SDGsを達成させていくアクターは行政や企業だけではありません。市民が主体となってSDGsについて考え、達成のビジョンを持っていくことも大切です。市民の視点から社会課題解決を目指すNPO・NGOの活動がどのようにSDGsとつながっているのかをインタビューしました。

(特活)緑の地球ネットワークで、活動とSDGsのつながりについて聞きました!

緑の地球ネットワーク(GEN)は1992年に設立された、中国の砂漠化した地域に植林などを通して緑化協力を行う団体です。中国の農村部を訪れ植林活動に参加するスタディツアーの開催や東北での植林活動なども行っています。

GENのスタディーツアー植樹風景(中国河北省張家口市蔚県代王城鎮、2018年4月)

GENの事務局長・東川さんに、活動について、活動とSDGsとのつながり、私たちへのメッセージなどについてお聞きしました。

GENの活動とSDGsどんなつながりがありますか?

木を植えること、そのものがSDGsにつながっています。木を植えると気候変動への対策(SDGsゴール13)や陸の豊かさ・生物多様性を守ること(SDGsゴール15)へとつながります。

1999年4月の中国山西省大同市大同県聚楽郷采涼山の様子。

 

 

 

 

 

 

 

上の写真と同じ場所の2019年8月の様子。 植えられたマツがとても大きくなっています。

GENの活動場所は2000年前には森林があった場所です。人間の生活や戦争によって森林が破壊され、砂漠となった地域で植林し環境を回復する活動をしています。木がなくなった土地では、雨が降ると水土流出といって、山の表面の土や降った雨水が流れていってしまいます。そうすると、土地がやせ、農作物が育ちにくくなって農家の生活を圧迫します。農作物が育ちにくくなるので、農家の人はよりたくさんの農作物を育てなければならず、山肌を切り開き段々畑を山の上へ上へと広げていきます。そうすると山の上のほうの木がさらになくなり、雨によってさらに土や水が流れ出てしまうという悪循環に陥りやすくなってしまいます。山に木を植え、段々畑だった場所を森林に戻していくと、雨で水や土が流れ出なくなっていきます。森林を回復させることは、村の土地の回復、作物の収穫率の向上にもつながります。

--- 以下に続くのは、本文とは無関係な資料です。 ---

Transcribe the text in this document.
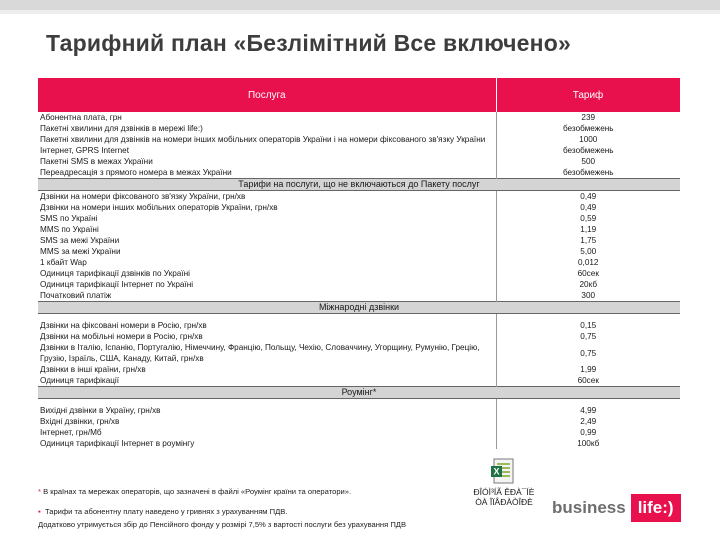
Тарифний план «Безлімітний Все включено»
Послуга	Тариф
Абонентна плата, грн	239
Пакетні хвилини для дзвінків в мережі life:)	безобмежень
Пакетні хвилини для дзвінків на номери інших мобільних операторів України і на номери фіксованого зв'язку України	1000
Інтернет, GPRS Internet	безобмежень
Пакетні SMS в межах України	500
Переадресація з прямого номера в межах України	безобмежень
Тарифи на послуги, що не включаються до Пакету послуг	
Дзвінки на номери фіксованого зв'язку України, грн/хв	0,49
Дзвінки на номери інших мобільних операторів України, грн/хв	0,49
SMS по Україні	0,59
MMS по Україні	1,19
SMS за межі України	1,75
MMS за межі України	5,00
1 кбайт Wap	0,012
Одиниця тарифікації дзвінків по Україні	60сек
Одиниця тарифікації Інтернет по Україні	20кб
Початковий платіж	300
Міжнародні дзвінки	

Дзвінки на фіксовані номери в Росію, грн/хв	0,15
Дзвінки на мобільні номери в Росію, грн/хв	0,75
Дзвінки в Італію, Іспанію, Португалію, Німеччину, Францію, Польщу, Чехію, Словаччину, Угорщину, Румунію, Грецію, Грузію, Ізраїль, США, Канаду, Китай, грн/хв	0,75
Дзвінки в інші країни, грн/хв	1,99
Одиниця тарифікації	60сек
Роумінг*	

Вихідні дзвінки в Україну, грн/хв	4,99
Вхідні дзвінки, грн/хв	2,49
Інтернет, грн/Мб	0,99
Одиниця тарифікації Інтернет в роумінгу	100кб
* В країнах та мережах операторів, що зазначені в файлі «Роумінг країни та оператори».
▪ Тарифи та абонентну плату наведено у гривнях з урахуванням ПДВ.
Додатково утримується збір до Пенсійного фонду у розмірі 7,5% з вартості послуги без урахування ПДВ
X
ÐÎÓÌ³ÍÃ ÊÐÀ¯ÍÈ
ÒÀ ÎÏÅÐÀÒÎÐÈ	business life:)
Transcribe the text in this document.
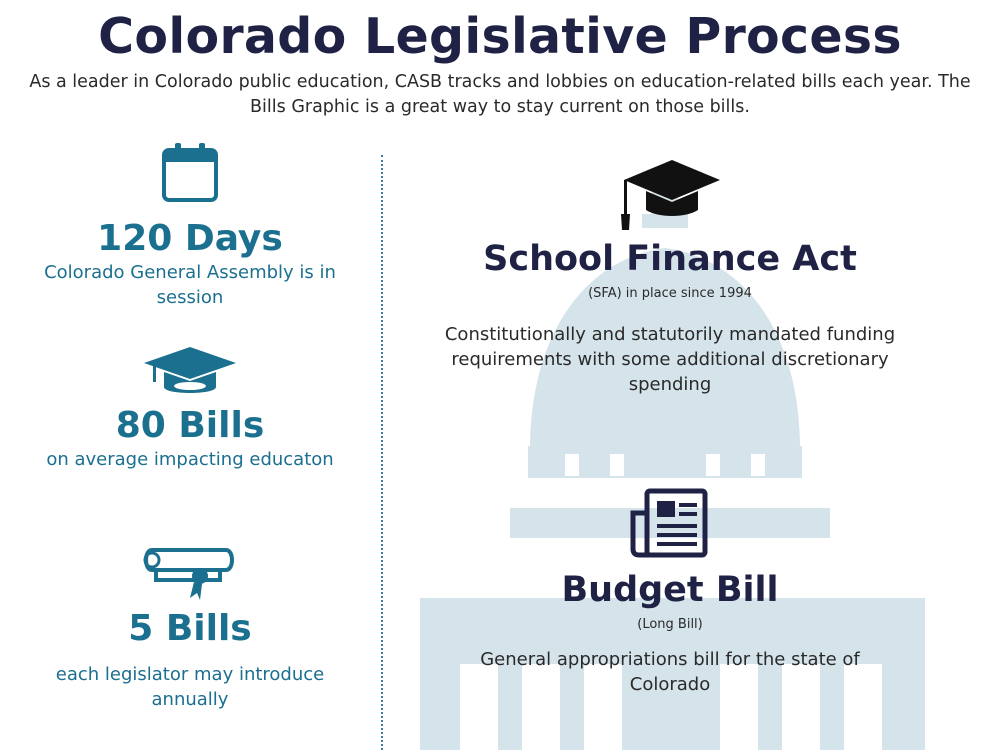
Colorado Legislative Process
As a leader in Colorado public education, CASB tracks and lobbies on education-related bills each year. The Bills Graphic is a great way to stay current on those bills.
120 Days
Colorado General Assembly is in session
80 Bills
on average impacting educaton
5 Bills
each legislator may introduce annually
School Finance Act
(SFA) in place since 1994
Constitutionally and statutorily mandated funding requirements with some additional discretionary spending
Budget Bill
(Long Bill)
General appropriations bill for the state of Colorado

また、果樹園を作りその管理と運営を村人に行ってもらっています。果樹園からの収入は村の経済状況の向上にもつながりました。始めたころは、貧しさのために小学校にも通えない子がいたので、果樹園の収入の一部を村の教育に使ってもらいました。今は政府による教育政策が進んで教育条件は大きく改善され、その面での意義は薄れましたが、村独自に果樹園を拡大して成功を収めたところもあります。

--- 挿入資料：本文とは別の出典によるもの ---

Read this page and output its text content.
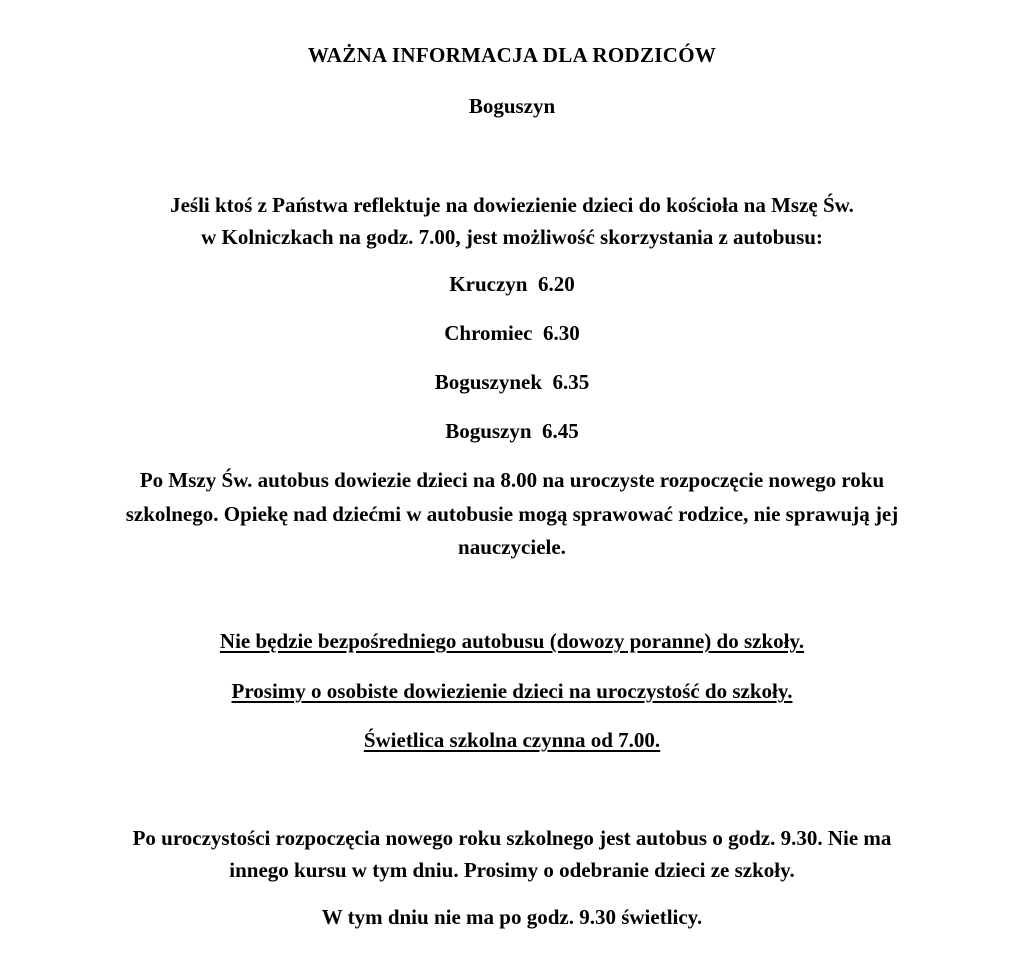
WAŻNA INFORMACJA DLA RODZICÓW
Boguszyn
Jeśli ktoś z Państwa reflektuje na dowiezienie dzieci do kościoła na Mszę Św.
w Kolniczkach na godz. 7.00, jest możliwość skorzystania z autobusu:
Kruczyn 6.20
Chromiec 6.30
Boguszynek 6.35
Boguszyn 6.45
Po Mszy Św. autobus dowiezie dzieci na 8.00 na uroczyste rozpoczęcie nowego roku
szkolnego. Opiekę nad dziećmi w autobusie mogą sprawować rodzice, nie sprawują jej
nauczyciele.
Nie będzie bezpośredniego autobusu (dowozy poranne) do szkoły.
Prosimy o osobiste dowiezienie dzieci na uroczystość do szkoły.
Świetlica szkolna czynna od 7.00.
Po uroczystości rozpoczęcia nowego roku szkolnego jest autobus o godz. 9.30. Nie ma
innego kursu w tym dniu. Prosimy o odebranie dzieci ze szkoły.
W tym dniu nie ma po godz. 9.30 świetlicy.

GENのスタディーツアー植樹風景(中国河北省張家口市蔚県永寧寨村、2017年4月)

これからの活動について教えてください

これまでは砂漠化地域で木を植えていましたが、新しく協力を始めた河北省蔚県(かほくしょううつけん)では、壺流河(こうりゅうが)という川の両岸に湿地があり、大規模な湿地公園が作られています。その一画に樹木見本園を作るとともに、野鳥の保護にも取り組み始めました。

湿地を保全して多くの渡り鳥を呼び込めば、生態系もより豊かになります。市民の生活に身近な公園の環境を整えることで、住み続けられる街づくり(SDGsゴール11)にもつながります。

SDGs、私たちが今日からできることは何だと思いますか?

SDGsと聞くと国連や政府が行う遠く離れたことのように感じてしまうかもしれません。しかし実際は私たちの日常生活と重なり合っています。中国での植林活動に参加して水や森林の大切さを実感し、日々の生活を見直そうという人もいました。

生活の中でSDGsを考え、アクションをおこしてみてください。GENの活動でも中国の植林だけでなく日本国内の自然環境を見直すこともしています。近くの河川や林に出かけていって、私たちの近くにある自然環境について学んでいます。自分たちの足元から、何が起こっているのか知ろうとしてみることが大切です。

 


GEN・東川さん、ありがとうございました。
これからも関西地域のNPO・NGOに活動やSDGsについてインタビューして紹介していきます。